7. Figuring out and changing the causes of behaviour work better than judging and blaming.
Judging and blaming are easier, but if we want to create change in the world, we have to
change the chains of events that cause unwanted behaviours and events.

To assume that people are doing the best they can, given their skills, their resources, their background, their experiences. That even if you are hurt or confused by their actions, they did the best they could.  That doesn’t mean they shouldn’t try harder, to learn and grow, to be better at what they do. And I believe that for myself, I know I’ve done wrong by myself and by others in the past and will make mistakes in the future, but everything has a cause even the craziest of “Borderline” moments.
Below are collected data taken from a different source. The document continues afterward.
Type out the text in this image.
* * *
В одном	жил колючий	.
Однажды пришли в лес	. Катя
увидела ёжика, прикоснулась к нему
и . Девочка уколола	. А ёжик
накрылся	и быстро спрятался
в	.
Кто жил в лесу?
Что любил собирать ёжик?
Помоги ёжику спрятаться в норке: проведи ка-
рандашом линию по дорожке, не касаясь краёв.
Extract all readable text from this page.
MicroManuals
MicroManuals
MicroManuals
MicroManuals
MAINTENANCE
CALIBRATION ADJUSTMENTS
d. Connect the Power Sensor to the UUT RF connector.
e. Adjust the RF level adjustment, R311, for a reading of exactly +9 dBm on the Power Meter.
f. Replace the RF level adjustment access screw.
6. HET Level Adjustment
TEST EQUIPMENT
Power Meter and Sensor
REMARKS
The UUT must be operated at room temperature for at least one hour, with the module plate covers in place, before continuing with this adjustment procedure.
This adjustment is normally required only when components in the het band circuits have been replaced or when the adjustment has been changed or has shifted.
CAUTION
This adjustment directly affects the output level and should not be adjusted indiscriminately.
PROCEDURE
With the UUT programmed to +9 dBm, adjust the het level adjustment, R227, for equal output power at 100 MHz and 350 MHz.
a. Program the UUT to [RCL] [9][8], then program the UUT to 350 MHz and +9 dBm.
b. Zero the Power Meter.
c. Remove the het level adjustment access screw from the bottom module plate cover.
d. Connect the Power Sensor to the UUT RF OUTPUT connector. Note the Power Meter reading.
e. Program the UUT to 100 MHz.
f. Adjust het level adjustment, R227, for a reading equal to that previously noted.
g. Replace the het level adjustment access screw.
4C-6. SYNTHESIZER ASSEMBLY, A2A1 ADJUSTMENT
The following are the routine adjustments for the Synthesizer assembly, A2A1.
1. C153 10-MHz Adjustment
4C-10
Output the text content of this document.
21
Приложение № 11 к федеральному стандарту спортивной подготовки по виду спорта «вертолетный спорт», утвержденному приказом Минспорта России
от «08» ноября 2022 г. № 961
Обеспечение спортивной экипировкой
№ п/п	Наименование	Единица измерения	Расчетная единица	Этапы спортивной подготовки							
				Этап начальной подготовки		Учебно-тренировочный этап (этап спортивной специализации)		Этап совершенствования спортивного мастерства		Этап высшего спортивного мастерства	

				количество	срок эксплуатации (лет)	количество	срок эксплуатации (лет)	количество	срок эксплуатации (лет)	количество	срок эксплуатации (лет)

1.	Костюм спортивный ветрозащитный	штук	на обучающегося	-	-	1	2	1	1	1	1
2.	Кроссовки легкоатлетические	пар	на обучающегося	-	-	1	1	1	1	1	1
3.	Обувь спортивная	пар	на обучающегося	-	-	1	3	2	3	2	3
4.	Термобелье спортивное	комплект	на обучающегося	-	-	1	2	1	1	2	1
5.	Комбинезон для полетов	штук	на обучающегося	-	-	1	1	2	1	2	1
The framing of someone having done their best at any given time is useful when you apply it to, I don’t know, let’s say, your parents and how they parented you. The stuff they did well, the stuff they struggled with. Remembering they too were raised by parents who did things well and struggled with other things. But remembering that very few people are deliberately malicious, and even then we can apply the same framework to think about what skills, personality and resources they bring to the situation. True, they may lack empathy, and intend to hurt you, but there are reasons for that, even if it is that they are truly broken as a person and need to have changes to them or the things around them, or both, to have good outcomes for themselves and those who they might damage with their fucked-up-ness. Yes, there are true predators, and they should be away from those they seek to harm, but how that looks I don’t know. But that’s not most people. And most people are truly trying hard, even if they fall short of their own or our expectations and hopes of them.

I’ve wandered off with my thoughts. I’ve been trying to decide whether to attend my therapy appointment tomorrow. It’s a lot of travel, and I’m tired still from the week that’s been. But it may be good to have that hour to talk with someone external, someone without expectations of how I should have handled the week and the people around me in the week. I don’t know, I’ll decide in the morning. The train ride might be nice, even if I still have to pay full fare because they only resent my Opal card over the weekend.

Bruce made me laugh this morning. I asked him a question, and he replied “I’m just simping for my e-girl”.